Liberação do vídeo compromete fim do governo

Vídeo de reunião demonstra miséria moral e falta de preocupação com pandemia, dizem colunistas do GLOBO

Merval Pereira, Míriam Leitão e Ascânio Seleme analisam as imagens que revelam as entranhas do governo

23/05/2020 por Redação

RIO — Aberto por determinação do decano do Supremo Tribunal Federal, ministro Celso de Mello, o HD externo número 195.1992, patrimônio da Presidência da República, foi tornado público sexta-feira como parte da investigação que pretende descobrir se o presidente Jair Bolsonaro tentou intervir politicamente na Polícia Federal, como denunciou o ex-ministro da Justiça Sergio Moro.


Vídeos: Confira os principais momentos da reunião citada por Moro

Gravada no dia 22 de abril, quando o Brasil registrava 45.757 casos do novo coronavírus e 2.906 mortes, a reunião ministerial se soma a outros indícios que compõem o inquérito nas mãos da Procuradoria-Geral da República.

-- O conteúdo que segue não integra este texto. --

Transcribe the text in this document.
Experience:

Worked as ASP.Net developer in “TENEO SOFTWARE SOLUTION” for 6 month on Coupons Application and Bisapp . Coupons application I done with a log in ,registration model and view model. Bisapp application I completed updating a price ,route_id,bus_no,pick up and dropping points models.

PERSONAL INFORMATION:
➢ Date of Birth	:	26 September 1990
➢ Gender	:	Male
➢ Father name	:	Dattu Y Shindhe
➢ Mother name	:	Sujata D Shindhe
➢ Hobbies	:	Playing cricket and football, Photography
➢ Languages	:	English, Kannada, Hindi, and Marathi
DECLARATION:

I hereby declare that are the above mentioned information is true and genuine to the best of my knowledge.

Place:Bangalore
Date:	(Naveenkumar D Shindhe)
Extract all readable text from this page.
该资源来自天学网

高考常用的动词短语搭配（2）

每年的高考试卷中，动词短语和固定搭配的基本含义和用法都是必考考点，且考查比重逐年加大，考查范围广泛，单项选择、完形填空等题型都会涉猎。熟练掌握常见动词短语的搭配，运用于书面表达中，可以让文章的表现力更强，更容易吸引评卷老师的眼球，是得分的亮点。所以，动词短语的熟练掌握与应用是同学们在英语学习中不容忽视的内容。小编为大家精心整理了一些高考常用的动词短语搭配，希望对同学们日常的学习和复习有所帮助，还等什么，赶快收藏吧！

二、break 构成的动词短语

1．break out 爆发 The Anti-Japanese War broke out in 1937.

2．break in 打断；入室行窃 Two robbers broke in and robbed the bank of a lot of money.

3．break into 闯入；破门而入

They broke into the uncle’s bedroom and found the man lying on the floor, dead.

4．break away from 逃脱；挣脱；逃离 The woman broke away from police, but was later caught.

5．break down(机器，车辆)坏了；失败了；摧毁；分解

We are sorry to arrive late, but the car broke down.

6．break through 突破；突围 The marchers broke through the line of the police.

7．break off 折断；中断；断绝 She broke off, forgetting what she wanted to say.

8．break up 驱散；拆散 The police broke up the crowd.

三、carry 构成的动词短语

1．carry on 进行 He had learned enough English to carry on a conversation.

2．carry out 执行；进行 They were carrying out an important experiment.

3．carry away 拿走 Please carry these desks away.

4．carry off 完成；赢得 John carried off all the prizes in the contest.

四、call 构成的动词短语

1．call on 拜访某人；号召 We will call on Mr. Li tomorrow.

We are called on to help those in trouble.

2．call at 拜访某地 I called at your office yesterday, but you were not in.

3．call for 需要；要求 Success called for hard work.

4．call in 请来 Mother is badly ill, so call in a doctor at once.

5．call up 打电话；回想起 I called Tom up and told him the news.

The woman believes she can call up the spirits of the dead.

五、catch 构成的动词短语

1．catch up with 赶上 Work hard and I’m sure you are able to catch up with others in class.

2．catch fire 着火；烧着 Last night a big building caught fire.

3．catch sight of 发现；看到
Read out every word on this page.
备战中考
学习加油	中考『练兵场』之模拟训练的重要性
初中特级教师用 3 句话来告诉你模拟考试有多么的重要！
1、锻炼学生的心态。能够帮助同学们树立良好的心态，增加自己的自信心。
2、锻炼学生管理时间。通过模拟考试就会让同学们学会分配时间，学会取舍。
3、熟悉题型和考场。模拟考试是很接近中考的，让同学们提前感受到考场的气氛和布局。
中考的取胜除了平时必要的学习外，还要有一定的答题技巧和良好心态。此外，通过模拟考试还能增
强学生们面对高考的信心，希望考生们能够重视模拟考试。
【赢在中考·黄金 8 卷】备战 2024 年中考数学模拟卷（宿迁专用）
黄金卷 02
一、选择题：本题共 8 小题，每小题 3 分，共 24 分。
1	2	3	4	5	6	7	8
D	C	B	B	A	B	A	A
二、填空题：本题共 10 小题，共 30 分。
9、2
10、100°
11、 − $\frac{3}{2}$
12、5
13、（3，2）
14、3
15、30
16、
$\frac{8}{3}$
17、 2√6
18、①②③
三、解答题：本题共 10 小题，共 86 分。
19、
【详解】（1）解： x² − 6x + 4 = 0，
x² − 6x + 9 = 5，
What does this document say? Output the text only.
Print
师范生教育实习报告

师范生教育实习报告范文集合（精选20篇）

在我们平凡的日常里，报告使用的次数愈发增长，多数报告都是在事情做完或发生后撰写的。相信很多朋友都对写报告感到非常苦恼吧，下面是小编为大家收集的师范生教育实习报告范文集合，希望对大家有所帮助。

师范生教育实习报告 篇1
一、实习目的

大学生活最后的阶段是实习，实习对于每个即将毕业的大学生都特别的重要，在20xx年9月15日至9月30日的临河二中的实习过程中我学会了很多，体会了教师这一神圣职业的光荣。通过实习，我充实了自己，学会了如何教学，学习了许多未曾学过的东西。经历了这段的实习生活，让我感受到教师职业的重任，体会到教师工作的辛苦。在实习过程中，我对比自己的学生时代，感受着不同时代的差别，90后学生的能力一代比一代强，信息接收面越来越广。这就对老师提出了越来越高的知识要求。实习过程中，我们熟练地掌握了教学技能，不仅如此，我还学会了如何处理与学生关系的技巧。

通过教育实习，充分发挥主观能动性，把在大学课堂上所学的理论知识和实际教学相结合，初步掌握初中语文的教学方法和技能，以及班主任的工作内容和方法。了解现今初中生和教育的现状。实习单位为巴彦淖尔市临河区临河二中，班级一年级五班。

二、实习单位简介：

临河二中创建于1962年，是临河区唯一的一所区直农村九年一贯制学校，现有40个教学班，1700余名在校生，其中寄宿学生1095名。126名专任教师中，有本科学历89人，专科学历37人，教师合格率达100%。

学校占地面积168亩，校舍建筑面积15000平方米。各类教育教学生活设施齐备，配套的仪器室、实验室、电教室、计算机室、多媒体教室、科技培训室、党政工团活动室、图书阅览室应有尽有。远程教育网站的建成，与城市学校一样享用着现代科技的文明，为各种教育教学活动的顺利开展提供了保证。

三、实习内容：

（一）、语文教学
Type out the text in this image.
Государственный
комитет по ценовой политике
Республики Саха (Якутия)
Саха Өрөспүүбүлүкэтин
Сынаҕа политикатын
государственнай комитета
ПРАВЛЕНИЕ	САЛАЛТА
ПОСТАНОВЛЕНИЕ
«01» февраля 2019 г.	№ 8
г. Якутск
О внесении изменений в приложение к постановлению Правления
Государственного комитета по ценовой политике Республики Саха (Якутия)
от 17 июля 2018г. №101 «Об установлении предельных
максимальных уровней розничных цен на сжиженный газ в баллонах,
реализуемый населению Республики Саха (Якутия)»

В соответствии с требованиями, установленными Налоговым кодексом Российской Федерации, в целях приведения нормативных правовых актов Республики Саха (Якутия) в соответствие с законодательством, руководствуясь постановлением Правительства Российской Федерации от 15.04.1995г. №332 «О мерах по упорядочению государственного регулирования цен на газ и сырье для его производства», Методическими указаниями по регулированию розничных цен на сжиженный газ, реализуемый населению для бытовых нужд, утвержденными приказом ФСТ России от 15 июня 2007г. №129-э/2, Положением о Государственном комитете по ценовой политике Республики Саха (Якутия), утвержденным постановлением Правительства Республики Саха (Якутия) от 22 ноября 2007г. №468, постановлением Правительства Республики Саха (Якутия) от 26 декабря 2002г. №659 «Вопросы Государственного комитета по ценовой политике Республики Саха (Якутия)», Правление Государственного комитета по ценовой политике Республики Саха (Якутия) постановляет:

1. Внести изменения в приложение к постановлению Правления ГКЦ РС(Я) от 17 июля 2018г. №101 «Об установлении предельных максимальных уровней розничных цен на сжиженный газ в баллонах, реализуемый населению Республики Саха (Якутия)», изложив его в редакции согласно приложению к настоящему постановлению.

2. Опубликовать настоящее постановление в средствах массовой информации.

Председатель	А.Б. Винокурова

Para além dos trechos diretamente relacionados à tentativa de interferência na PF, a divulgação do vídeo expôs outras faces do governo. Bolsonaro chegou a defender que a população se arme para reagir a medidas de isolamento social, enquanto o ministro do Meio Ambiente, Ricardo Salles, advogou que se aproveite as atenções voltadas à pandemia para afrouxar a legislação ambiental. Nos trechos que foram divulgados, pouco foi falado sobre como reduzir o índice de contágio que seria praticamente multiplicado por dez em pouco tempo.

Merval Pereira
Vergonha nacional
Todo mundo sabe que o presidente Bolsonaro interveio na Polícia Federal, e é preciso ser um nefelibata para acreditar que essa intervenção não tinha intenções não republicanas. Mas, como tudo na vida, depende de quem quer ver e escutar. Agora, é a vez do atual procurador-geral, Augusto Aras, querer ou não ver e ouvir.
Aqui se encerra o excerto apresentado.